UBS upgraded Knight‑Swift to Buy from Neutral and raised its 12‑month price target to $66 from $54 (26% upside). Analyst Thomas Wadewitz raised 2027 EPS to $3.65 from $3.40 and cited accelerating supply attrition (since Oct 2025) and a step up in truckload spot rates (TL spot rates ~15% y/y in 1QTD) as catalysts. UBS now forecasts ~15 percentage points of truckload pricing gains across 2026–2027 (vs prior 12 pp). Shares jumped >3% on the upgrade; KNX is flat YTD and up ~13% over 12 months.

Analysis

The market is pricing a structural tightening in truckload capacity that will play out unevenly across operators; firms with flexible pricing mechanics and large scale in TL should capture most of the margin lift while smaller, capital-constrained carriers will face longer recovery cycles.

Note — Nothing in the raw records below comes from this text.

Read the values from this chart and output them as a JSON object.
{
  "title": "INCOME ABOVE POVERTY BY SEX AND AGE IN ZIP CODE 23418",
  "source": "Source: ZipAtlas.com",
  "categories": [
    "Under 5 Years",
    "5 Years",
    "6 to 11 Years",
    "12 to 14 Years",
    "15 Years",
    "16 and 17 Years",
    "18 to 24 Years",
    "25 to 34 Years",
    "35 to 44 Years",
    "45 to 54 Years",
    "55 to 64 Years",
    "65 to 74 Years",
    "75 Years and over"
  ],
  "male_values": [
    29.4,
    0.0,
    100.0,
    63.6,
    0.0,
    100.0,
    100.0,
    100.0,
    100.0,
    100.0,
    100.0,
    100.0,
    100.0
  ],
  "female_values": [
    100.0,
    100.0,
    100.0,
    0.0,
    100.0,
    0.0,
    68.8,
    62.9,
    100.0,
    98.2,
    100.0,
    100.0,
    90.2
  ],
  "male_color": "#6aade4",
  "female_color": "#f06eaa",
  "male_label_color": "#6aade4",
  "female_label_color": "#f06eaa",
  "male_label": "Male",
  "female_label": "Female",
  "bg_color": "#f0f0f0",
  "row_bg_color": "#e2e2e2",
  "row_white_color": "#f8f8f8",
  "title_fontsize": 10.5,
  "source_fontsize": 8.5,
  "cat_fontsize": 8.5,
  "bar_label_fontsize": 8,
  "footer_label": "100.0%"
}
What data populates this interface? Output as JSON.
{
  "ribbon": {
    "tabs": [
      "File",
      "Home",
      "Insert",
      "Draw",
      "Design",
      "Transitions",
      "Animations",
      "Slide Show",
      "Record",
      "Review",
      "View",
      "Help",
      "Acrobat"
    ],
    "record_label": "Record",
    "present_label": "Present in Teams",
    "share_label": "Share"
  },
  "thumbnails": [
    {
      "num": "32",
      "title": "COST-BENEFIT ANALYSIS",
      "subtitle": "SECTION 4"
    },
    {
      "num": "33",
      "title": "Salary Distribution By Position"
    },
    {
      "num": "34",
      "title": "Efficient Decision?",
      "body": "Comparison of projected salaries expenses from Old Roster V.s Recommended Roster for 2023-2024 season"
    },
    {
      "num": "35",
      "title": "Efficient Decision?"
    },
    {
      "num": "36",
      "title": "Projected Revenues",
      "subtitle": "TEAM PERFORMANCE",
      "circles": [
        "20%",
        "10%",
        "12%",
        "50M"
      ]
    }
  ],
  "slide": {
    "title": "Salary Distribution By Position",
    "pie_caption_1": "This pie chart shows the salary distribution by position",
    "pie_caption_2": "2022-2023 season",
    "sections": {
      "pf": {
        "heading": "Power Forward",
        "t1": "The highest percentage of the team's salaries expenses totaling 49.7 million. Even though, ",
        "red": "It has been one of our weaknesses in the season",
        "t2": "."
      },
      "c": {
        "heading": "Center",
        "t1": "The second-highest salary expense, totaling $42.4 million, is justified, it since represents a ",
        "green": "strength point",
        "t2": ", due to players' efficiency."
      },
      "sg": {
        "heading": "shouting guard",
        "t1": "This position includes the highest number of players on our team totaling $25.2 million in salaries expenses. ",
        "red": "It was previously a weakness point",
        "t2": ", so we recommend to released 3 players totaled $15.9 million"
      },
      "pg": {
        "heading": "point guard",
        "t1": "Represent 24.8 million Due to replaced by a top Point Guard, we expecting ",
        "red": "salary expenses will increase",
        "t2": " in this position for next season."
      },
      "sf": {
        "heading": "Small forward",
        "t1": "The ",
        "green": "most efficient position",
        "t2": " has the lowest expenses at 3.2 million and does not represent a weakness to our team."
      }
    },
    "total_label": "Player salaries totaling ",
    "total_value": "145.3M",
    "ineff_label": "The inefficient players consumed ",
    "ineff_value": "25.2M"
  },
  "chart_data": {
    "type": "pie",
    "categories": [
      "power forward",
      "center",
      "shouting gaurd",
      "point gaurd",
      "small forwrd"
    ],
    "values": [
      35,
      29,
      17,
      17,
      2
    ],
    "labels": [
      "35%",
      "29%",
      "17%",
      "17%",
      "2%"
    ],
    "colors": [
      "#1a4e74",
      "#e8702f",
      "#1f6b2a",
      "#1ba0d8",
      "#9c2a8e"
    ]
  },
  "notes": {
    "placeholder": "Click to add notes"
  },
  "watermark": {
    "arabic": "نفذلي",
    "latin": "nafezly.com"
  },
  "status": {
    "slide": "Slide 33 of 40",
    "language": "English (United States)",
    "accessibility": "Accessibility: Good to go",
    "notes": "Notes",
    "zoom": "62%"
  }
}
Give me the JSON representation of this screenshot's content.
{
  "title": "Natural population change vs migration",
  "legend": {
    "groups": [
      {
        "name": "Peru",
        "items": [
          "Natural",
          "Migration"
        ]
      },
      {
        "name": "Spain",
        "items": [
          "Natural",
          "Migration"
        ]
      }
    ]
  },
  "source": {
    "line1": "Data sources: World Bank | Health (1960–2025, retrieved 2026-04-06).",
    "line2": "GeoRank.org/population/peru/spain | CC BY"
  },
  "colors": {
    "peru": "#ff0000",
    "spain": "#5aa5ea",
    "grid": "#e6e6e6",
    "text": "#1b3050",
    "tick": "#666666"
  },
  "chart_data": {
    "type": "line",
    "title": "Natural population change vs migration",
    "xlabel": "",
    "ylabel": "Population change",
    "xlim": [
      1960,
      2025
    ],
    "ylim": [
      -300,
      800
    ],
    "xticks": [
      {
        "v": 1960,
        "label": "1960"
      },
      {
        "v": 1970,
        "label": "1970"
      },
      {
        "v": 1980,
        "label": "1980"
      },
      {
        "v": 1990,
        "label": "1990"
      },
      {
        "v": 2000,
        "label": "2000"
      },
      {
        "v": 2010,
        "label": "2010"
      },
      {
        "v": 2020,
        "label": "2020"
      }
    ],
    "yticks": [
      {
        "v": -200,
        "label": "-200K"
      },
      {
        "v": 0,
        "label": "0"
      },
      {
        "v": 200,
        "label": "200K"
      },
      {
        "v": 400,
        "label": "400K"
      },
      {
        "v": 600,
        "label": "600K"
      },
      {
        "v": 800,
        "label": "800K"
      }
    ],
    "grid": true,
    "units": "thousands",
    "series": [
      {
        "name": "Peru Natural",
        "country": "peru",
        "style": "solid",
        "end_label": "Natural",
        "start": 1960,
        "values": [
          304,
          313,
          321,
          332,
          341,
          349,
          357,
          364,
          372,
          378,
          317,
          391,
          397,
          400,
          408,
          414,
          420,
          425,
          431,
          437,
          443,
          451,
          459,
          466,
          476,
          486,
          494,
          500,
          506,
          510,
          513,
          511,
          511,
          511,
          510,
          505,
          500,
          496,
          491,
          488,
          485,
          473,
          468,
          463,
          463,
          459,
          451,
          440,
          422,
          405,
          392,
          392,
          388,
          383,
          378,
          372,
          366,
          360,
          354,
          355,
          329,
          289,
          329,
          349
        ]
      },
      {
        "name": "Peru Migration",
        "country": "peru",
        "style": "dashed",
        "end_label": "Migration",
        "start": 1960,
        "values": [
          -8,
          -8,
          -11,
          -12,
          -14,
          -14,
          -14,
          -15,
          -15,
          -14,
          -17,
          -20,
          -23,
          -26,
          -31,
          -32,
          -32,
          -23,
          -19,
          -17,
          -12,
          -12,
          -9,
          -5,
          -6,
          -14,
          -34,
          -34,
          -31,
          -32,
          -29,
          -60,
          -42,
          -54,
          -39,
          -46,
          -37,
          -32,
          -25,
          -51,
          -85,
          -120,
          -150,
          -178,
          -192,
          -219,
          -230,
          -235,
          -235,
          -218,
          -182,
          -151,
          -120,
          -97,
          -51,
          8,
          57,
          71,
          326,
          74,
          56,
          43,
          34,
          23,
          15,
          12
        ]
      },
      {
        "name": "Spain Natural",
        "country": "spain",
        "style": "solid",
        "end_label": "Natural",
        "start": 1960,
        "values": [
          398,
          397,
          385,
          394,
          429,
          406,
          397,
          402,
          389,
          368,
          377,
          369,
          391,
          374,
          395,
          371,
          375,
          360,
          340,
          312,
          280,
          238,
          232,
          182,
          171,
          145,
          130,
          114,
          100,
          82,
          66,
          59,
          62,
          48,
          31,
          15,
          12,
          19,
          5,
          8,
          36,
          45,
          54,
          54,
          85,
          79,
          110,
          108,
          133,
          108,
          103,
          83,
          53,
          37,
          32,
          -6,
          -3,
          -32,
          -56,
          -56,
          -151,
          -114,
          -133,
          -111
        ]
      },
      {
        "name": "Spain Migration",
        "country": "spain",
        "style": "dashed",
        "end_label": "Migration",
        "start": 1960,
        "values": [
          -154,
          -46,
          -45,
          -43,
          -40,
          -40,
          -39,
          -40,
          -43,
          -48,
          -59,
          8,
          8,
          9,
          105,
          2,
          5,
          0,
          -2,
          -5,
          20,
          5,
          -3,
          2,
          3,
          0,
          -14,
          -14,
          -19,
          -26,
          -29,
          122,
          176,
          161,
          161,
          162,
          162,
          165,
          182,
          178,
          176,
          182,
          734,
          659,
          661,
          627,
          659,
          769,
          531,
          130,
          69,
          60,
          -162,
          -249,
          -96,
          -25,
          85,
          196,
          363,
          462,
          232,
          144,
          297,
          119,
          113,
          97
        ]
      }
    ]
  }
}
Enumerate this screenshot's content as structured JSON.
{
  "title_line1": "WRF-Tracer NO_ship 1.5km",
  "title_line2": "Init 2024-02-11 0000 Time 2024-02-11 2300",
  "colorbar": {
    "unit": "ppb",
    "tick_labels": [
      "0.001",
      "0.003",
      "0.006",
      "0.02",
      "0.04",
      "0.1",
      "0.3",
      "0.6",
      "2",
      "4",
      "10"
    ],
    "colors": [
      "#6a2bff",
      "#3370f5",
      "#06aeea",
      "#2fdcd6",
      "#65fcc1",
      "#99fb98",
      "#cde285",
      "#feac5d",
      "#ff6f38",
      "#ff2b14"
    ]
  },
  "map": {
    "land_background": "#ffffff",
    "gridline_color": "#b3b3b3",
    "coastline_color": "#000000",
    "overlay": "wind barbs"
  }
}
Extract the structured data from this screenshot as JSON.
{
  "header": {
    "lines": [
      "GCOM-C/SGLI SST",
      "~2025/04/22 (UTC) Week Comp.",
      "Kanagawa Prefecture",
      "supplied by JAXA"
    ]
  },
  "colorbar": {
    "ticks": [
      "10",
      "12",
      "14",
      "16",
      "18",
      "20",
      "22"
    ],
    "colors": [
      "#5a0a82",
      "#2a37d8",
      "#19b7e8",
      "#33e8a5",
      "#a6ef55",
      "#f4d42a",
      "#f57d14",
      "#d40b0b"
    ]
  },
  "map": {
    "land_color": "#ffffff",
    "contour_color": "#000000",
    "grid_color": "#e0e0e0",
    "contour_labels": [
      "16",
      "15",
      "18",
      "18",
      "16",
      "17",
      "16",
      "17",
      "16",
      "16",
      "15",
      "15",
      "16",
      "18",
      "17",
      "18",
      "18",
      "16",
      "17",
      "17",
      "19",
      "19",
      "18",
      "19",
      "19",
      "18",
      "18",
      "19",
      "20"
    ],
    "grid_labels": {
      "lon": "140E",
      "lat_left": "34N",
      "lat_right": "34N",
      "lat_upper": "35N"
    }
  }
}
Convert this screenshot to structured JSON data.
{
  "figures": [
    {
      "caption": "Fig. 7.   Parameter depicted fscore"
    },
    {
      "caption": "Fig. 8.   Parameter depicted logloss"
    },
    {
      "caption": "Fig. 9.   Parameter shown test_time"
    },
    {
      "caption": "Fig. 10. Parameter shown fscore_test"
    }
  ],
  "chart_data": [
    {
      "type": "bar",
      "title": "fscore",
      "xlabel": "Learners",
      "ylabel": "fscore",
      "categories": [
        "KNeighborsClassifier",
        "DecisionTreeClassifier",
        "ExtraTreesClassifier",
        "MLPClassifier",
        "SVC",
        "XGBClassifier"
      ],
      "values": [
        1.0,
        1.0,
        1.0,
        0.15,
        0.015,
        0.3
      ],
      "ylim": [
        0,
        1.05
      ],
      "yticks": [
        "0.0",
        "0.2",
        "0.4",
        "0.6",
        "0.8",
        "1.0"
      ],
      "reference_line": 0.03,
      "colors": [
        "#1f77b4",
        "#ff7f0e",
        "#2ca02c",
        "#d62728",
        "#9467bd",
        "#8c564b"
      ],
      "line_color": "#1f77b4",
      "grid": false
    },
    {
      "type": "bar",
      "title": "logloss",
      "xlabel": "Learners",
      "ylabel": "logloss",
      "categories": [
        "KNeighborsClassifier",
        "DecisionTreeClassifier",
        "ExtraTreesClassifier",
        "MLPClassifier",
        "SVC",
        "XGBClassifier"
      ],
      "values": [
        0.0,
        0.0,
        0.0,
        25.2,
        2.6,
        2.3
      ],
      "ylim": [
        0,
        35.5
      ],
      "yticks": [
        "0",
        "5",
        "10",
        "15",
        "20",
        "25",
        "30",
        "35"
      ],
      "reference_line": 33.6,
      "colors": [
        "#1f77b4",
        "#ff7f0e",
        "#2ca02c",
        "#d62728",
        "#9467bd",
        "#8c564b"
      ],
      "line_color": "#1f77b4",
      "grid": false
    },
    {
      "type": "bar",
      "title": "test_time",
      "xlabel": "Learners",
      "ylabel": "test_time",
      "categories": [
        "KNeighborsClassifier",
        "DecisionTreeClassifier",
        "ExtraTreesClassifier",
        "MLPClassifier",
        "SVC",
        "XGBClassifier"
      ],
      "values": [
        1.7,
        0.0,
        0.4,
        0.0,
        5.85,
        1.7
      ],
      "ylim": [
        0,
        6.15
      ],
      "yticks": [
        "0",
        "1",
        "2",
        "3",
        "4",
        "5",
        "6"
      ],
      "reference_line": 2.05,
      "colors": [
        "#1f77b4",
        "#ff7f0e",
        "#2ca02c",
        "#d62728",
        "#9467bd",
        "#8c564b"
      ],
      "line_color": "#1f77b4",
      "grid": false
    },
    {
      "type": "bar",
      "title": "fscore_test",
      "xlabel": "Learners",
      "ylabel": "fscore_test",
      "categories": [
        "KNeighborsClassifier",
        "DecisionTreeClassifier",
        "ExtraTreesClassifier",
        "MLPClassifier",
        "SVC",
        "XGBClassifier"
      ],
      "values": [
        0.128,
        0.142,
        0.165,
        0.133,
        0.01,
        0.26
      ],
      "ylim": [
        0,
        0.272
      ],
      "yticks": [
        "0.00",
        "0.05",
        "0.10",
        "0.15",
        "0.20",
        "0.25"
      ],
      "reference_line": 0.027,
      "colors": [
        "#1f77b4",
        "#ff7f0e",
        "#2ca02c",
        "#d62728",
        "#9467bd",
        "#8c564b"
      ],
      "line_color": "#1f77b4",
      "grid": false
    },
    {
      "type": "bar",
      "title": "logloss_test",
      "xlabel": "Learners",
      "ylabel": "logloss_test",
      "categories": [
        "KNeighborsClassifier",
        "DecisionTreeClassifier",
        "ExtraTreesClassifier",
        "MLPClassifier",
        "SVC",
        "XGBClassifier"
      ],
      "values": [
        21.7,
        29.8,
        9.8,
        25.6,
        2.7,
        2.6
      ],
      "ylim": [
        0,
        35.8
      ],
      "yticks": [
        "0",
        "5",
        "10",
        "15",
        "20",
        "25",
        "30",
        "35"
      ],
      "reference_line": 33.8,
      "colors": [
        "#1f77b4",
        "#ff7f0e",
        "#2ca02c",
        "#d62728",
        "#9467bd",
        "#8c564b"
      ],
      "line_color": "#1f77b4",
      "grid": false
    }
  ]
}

Structural supply loss tends to persist beyond the initial shock because driver re-supply is slow — recruitment, training and license/endorsement timelines create a multi-quarter lag between price signals and effective capacity restoration. That elongation creates a window where EPS upgrades can be realized without immediate capital intensity, but it also invites accelerated reinvestment in equipment which can cap free-cash-flow upside over 12–24 months. Second-order winners include intermodal operators who can selectively absorb freight from cost-sensitive shippers switching modes, and large third-party logistics brokers that can capture higher commission dollars as spot liquidity fragments. Conversely, shippers with thin procurement teams will see a step-function rise in freight cost volatility, pushing them to hedge or lock contracts and accelerating outsourcing to asset-light providers — a demand shift that disproportionately benefits brokers with tech-enabled tendering. Rising used-truck values and OEM lead times will compress the near-term reinvestment return for carriers that choose to scale, increasing M&A incentives for strong balance sheets to buy scale at higher prices. Key reversal risks are macro-driven volume declines, a rapid re-entry of owner-operators if access to capital loosens, or a fall in diesel futures that materially narrows yield gaps for carriers (all operable within 1–6 months). Monitor weekly load-to-truck spreads, used-truck auction pricing, carrier tender acceptance rates and OEM order backlogs as high-frequency gauges; a consistent reversal across these metrics over 6–8 weeks would argue the pricing cycle is peaking. Execution should focus on isolating pure spot exposure versus modal/multi-service franchises and sizing to volatility: this is a tactical 3–12 month trade window with asymmetric upside if attrition proves sticky.